Bullet in the Ed
So when it came to the vote, the nation looked Mr Miliband in the eye and told him:
“Your ideas about predistribution are fascinating, and your policy of taxing glasses of water is fair and just, but ultimately you are not Agile enough.”
And to the Conservatives, the voter declared:
“I much prefer your keen behavioural insights founded on the psychological breakthroughs drawn on the latest neuroscience, your focus on user-centric digital-by-default services, and the real cash help you offer for the neediest parts of our society, like internet entrepreneurs. And we are won over by your completely uncosted and unfunded election promises. Like getting a free 24 hour-a-day, 7-days-a-week midwife in your home, whether you are pregnant or not.”
What none of the experts had predicted, however, was the impact of the UKIP voter. These were bitter, hard-drinking Northern men who had been left behind. Hard men who fed the carcasses of vanquished racing pigeons to their pitbulls. Men who couldn’t pronounce “quinoa”, let alone spell it.

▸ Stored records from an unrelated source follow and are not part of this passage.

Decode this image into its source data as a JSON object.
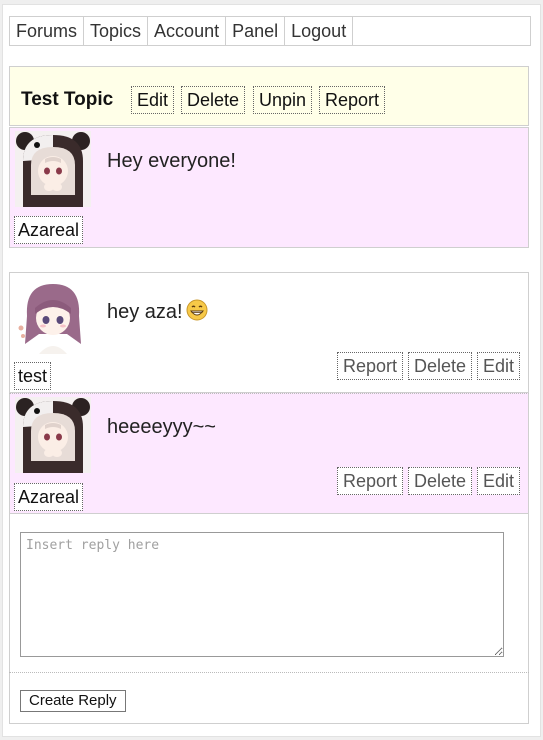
{
  "nav": {
    "items": [
      "Forums",
      "Topics",
      "Account",
      "Panel",
      "Logout"
    ]
  },
  "topic": {
    "title": "Test Topic",
    "actions": [
      "Edit",
      "Delete",
      "Unpin",
      "Report"
    ]
  },
  "posts": [
    {
      "author": "Azareal",
      "text": "Hey everyone!",
      "avatar": "anime-girl-bear-hood"
    },
    {
      "author": "test",
      "text": "hey aza!",
      "emoji": "grinning-emoji",
      "avatar": "anime-girl-purple-hair",
      "actions": [
        "Report",
        "Delete",
        "Edit"
      ]
    },
    {
      "author": "Azareal",
      "text": "heeeeyyy~~",
      "avatar": "anime-girl-bear-hood",
      "actions": [
        "Report",
        "Delete",
        "Edit"
      ]
    }
  ],
  "reply": {
    "placeholder": "Insert reply here",
    "submit_label": "Create Reply"
  },
  "colors": {
    "topic_header_bg": "#ffffe8",
    "post_pink_bg": "#fde8ff"
  }
}
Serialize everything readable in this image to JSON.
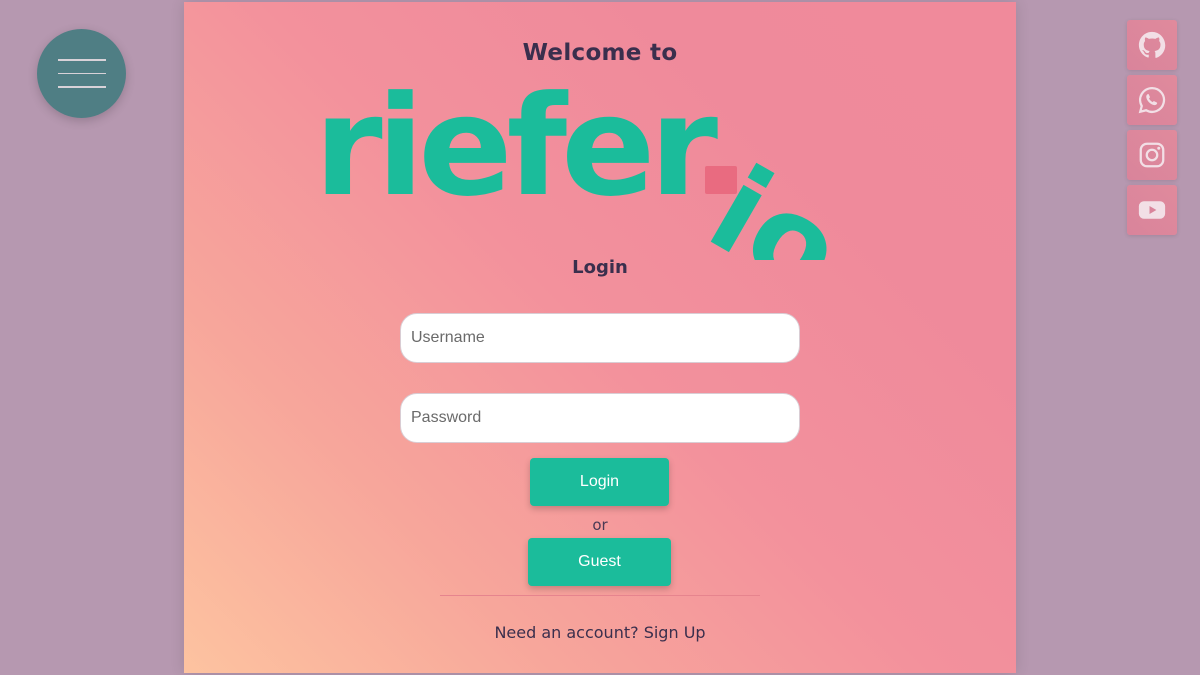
{
  "menu": {
    "icon": "hamburger-icon"
  },
  "header": {
    "welcome": "Welcome to",
    "logo_main": "riefer",
    "logo_suffix": "io",
    "brand_color": "#1bbc9b",
    "dot_color": "#e96b80"
  },
  "login": {
    "title": "Login",
    "username_placeholder": "Username",
    "password_placeholder": "Password",
    "login_label": "Login",
    "or_label": "or",
    "guest_label": "Guest",
    "signup_prompt": "Need an account?",
    "signup_link": "Sign Up"
  },
  "social": [
    {
      "icon": "github-icon"
    },
    {
      "icon": "whatsapp-icon"
    },
    {
      "icon": "instagram-icon"
    },
    {
      "icon": "youtube-icon"
    }
  ]
}
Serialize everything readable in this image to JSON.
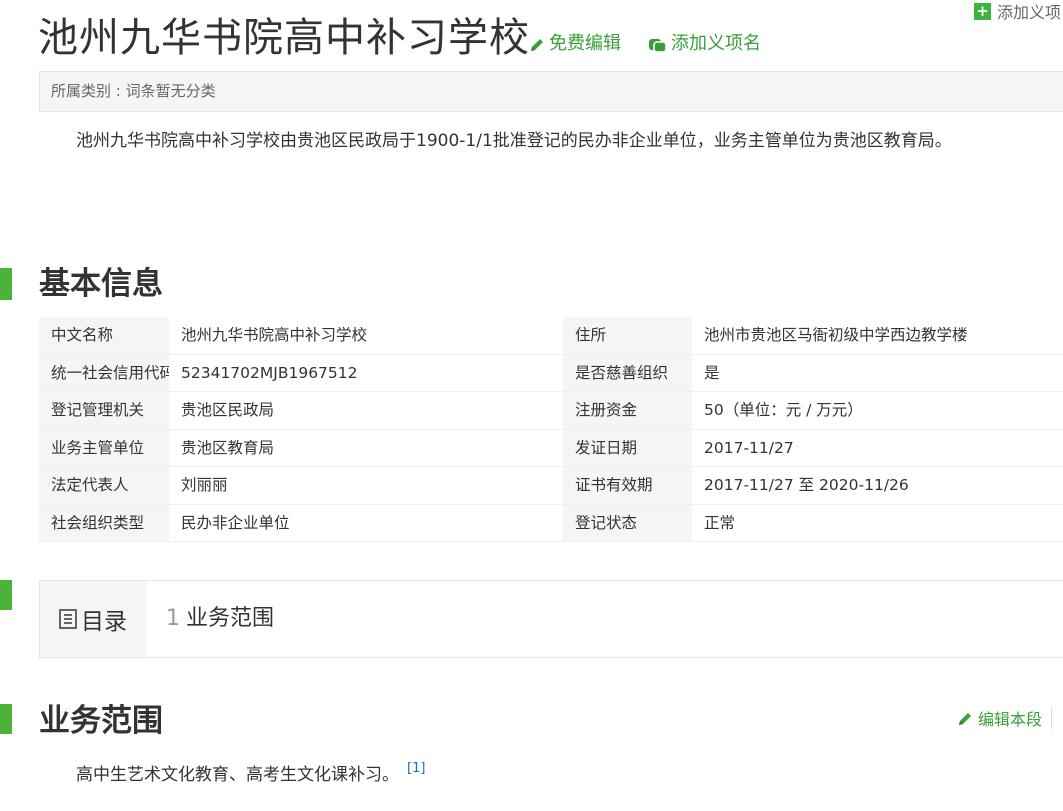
{
  "title": "池州九华书院高中补习学校",
  "actions": {
    "free_edit": "免费编辑",
    "add_term": "添加义项名",
    "top_add": "添加义项"
  },
  "category": "所属类别 : 词条暂无分类",
  "summary": "池州九华书院高中补习学校由贵池区民政局于1900-1/1批准登记的民办非企业单位，业务主管单位为贵池区教育局。",
  "basic_info": {
    "heading": "基本信息",
    "rows": [
      {
        "k1": "中文名称",
        "v1": "池州九华书院高中补习学校",
        "k2": "住所",
        "v2": "池州市贵池区马衙初级中学西边教学楼"
      },
      {
        "k1": "统一社会信用代码",
        "v1": "52341702MJB1967512",
        "k2": "是否慈善组织",
        "v2": "是"
      },
      {
        "k1": "登记管理机关",
        "v1": "贵池区民政局",
        "k2": "注册资金",
        "v2": "50（单位：元 / 万元）"
      },
      {
        "k1": "业务主管单位",
        "v1": "贵池区教育局",
        "k2": "发证日期",
        "v2": "2017-11/27"
      },
      {
        "k1": "法定代表人",
        "v1": "刘丽丽",
        "k2": "证书有效期",
        "v2": "2017-11/27 至 2020-11/26"
      },
      {
        "k1": "社会组织类型",
        "v1": "民办非企业单位",
        "k2": "登记状态",
        "v2": "正常"
      }
    ]
  },
  "toc": {
    "heading": "目录",
    "items": [
      {
        "num": "1",
        "label": "业务范围"
      }
    ]
  },
  "scope": {
    "heading": "业务范围",
    "edit_label": "编辑本段",
    "text": "高中生艺术文化教育、高考生文化课补习。",
    "ref": "[1]"
  },
  "colors": {
    "accent_green": "#4cb338",
    "link_green": "#3a9f3a",
    "ref_blue": "#136ec2"
  }
}
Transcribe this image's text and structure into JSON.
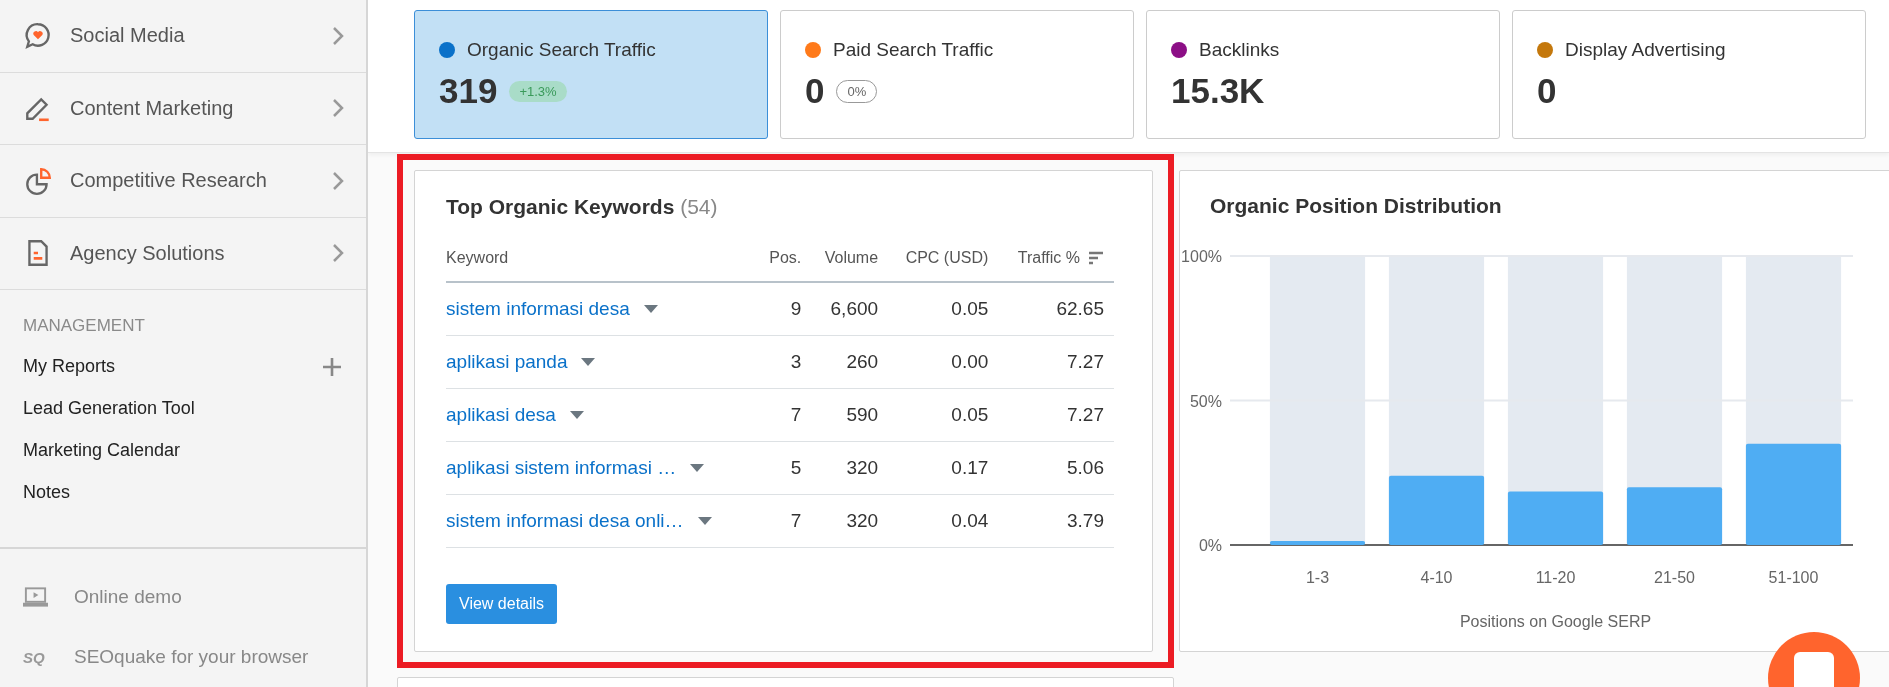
{
  "sidebar": {
    "nav_items": [
      {
        "label": "Social Media"
      },
      {
        "label": "Content Marketing"
      },
      {
        "label": "Competitive Research"
      },
      {
        "label": "Agency Solutions"
      }
    ],
    "section_title": "MANAGEMENT",
    "management_items": [
      {
        "label": "My Reports",
        "addable": true
      },
      {
        "label": "Lead Generation Tool",
        "addable": false
      },
      {
        "label": "Marketing Calendar",
        "addable": false
      },
      {
        "label": "Notes",
        "addable": false
      }
    ],
    "footer_items": [
      {
        "label": "Online demo"
      },
      {
        "label": "SEOquake for your browser",
        "icon_text": "SQ"
      }
    ]
  },
  "metric_cards": [
    {
      "label": "Organic Search Traffic",
      "value": "319",
      "selected": true,
      "color": "#0a71c9",
      "delta": {
        "text": "+1.3%",
        "kind": "up"
      }
    },
    {
      "label": "Paid Search Traffic",
      "value": "0",
      "selected": false,
      "color": "#ff7a1a",
      "delta": {
        "text": "0%",
        "kind": "neutral"
      }
    },
    {
      "label": "Backlinks",
      "value": "15.3K",
      "selected": false,
      "color": "#8c0f86"
    },
    {
      "label": "Display Advertising",
      "value": "0",
      "selected": false,
      "color": "#c4780c"
    }
  ],
  "keywords_panel": {
    "title": "Top Organic Keywords",
    "count": "(54)",
    "highlighted": true,
    "columns": [
      "Keyword",
      "Pos.",
      "Volume",
      "CPC (USD)",
      "Traffic %"
    ],
    "rows": [
      [
        "sistem informasi desa",
        "9",
        "6,600",
        "0.05",
        "62.65"
      ],
      [
        "aplikasi panda",
        "3",
        "260",
        "0.00",
        "7.27"
      ],
      [
        "aplikasi desa",
        "7",
        "590",
        "0.05",
        "7.27"
      ],
      [
        "aplikasi sistem informasi …",
        "5",
        "320",
        "0.17",
        "5.06"
      ],
      [
        "sistem informasi desa onli…",
        "7",
        "320",
        "0.04",
        "3.79"
      ]
    ],
    "button": "View details"
  },
  "position_panel": {
    "title": "Organic Position Distribution",
    "chart_data": {
      "type": "bar",
      "xlabel": "Positions on Google SERP",
      "categories": [
        "1-3",
        "4-10",
        "11-20",
        "21-50",
        "51-100"
      ],
      "values": [
        1.4,
        24,
        18.5,
        20,
        35
      ],
      "ylim": [
        0,
        100
      ],
      "yticks": [
        {
          "value": 0,
          "label": "0%"
        },
        {
          "value": 50,
          "label": "50%"
        },
        {
          "value": 100,
          "label": "100%"
        }
      ]
    }
  }
}
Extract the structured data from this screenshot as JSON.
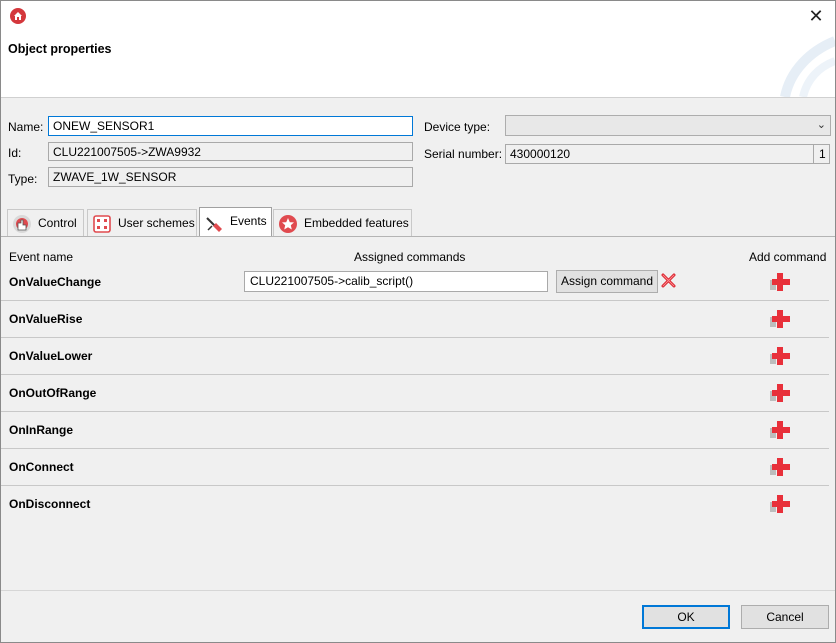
{
  "window": {
    "header_title": "Object properties",
    "close_symbol": "✕",
    "app_icon": "home-icon"
  },
  "form": {
    "name_label": "Name:",
    "name_value": "ONEW_SENSOR1",
    "id_label": "Id:",
    "id_value": "CLU221007505->ZWA9932",
    "type_label": "Type:",
    "type_value": "ZWAVE_1W_SENSOR",
    "device_type_label": "Device type:",
    "device_type_value": "",
    "serial_label": "Serial number:",
    "serial_value": "430000120",
    "serial_suffix": "1"
  },
  "tabs": [
    {
      "label": "Control",
      "icon": "hand-pointer-icon",
      "selected": false
    },
    {
      "label": "User schemes",
      "icon": "schemes-icon",
      "selected": false
    },
    {
      "label": "Events",
      "icon": "events-icon",
      "selected": true
    },
    {
      "label": "Embedded features",
      "icon": "star-icon",
      "selected": false
    }
  ],
  "events": {
    "col_event_name": "Event name",
    "col_assigned": "Assigned commands",
    "col_add": "Add command",
    "assign_button_label": "Assign command",
    "rows": [
      {
        "name": "OnValueChange",
        "command": "CLU221007505->calib_script()"
      },
      {
        "name": "OnValueRise"
      },
      {
        "name": "OnValueLower"
      },
      {
        "name": "OnOutOfRange"
      },
      {
        "name": "OnInRange"
      },
      {
        "name": "OnConnect"
      },
      {
        "name": "OnDisconnect"
      }
    ]
  },
  "footer": {
    "ok_label": "OK",
    "cancel_label": "Cancel"
  },
  "colors": {
    "accent": "#0078d7",
    "brand_red": "#d4373c",
    "add_icon_red": "#e8303a"
  }
}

Men who failed to see the benefits of cheap Polish builders, Romanian nannies and other hard-working immigrant strivers, who were happy to live ten to a room and be paid out of petty cash, with no VAT or National Insurance.
As a result, the Labour Party had been annihilated.
On Friday, it was clear that Labour had collapsed back to its traditional tribal heartland: actors, journalists, lawyers, teachers, academics and managers at the NHS and the BBC, the two largest employers in the world after the North Korean army. These stalwarts would always be Labour. Or, perhaps, Green. But the trouble for Labour now was that nobody other than the actors, journalists, lawyers, teachers etc now voted Labour.
Mindful of this, I’d already submitted my plan to rebrand Labour to reflect its faithful core – reflecting the new reality of Cameron’s digital Britain. So expect to hear a lot less about “Labour”, and a lot more about the Metro, or Modern Party (thanks Steve Sinofsky!)
Yes, the Bong had swung it. Decisively. But this was no time for self-congratulation.
From the tragic, blood-curdling “Yaargh!” of another social media sentiment prediction expert jumping off a window ledge behind Nate, we both knew that the value of the Hive Mind as a prediction tool had taken one hell of a beating. “Data Journalism”, the phrase that had electrified a billion camouflage-hued infographics and sent them on their voyage through social media, was a phrase we probably wouldn’t be hearing for a while.
But it was worse. Much worse.
The Future of Big Data itself was at stake. And possibly, the very future of the Algorithm.
Mission: Save Big Data
“Nate you’ve really fucked it up this time,” I said, as cheerfully as I could.
“My God. Yes. I’ve really fucked it up. How bad do you think it is?”
“It’s bad,” I told him. “Trinity Mirror has already closed Ampp3d, and symbolically beheaded all of its data journalists. It’s like ISIS or something,” I told him. “That was the future of journalism only yesterday.”
“Christ, that’s horrible,” said Silver.
“Well, as you told Panorama, the consumer is smart and deserves to be getting better information from the talking heads on TV,” I summed up. “Like er, you.”
Nate clutched his head in his hands.
“I used to be the Signal. Now I am just part of the Noise.”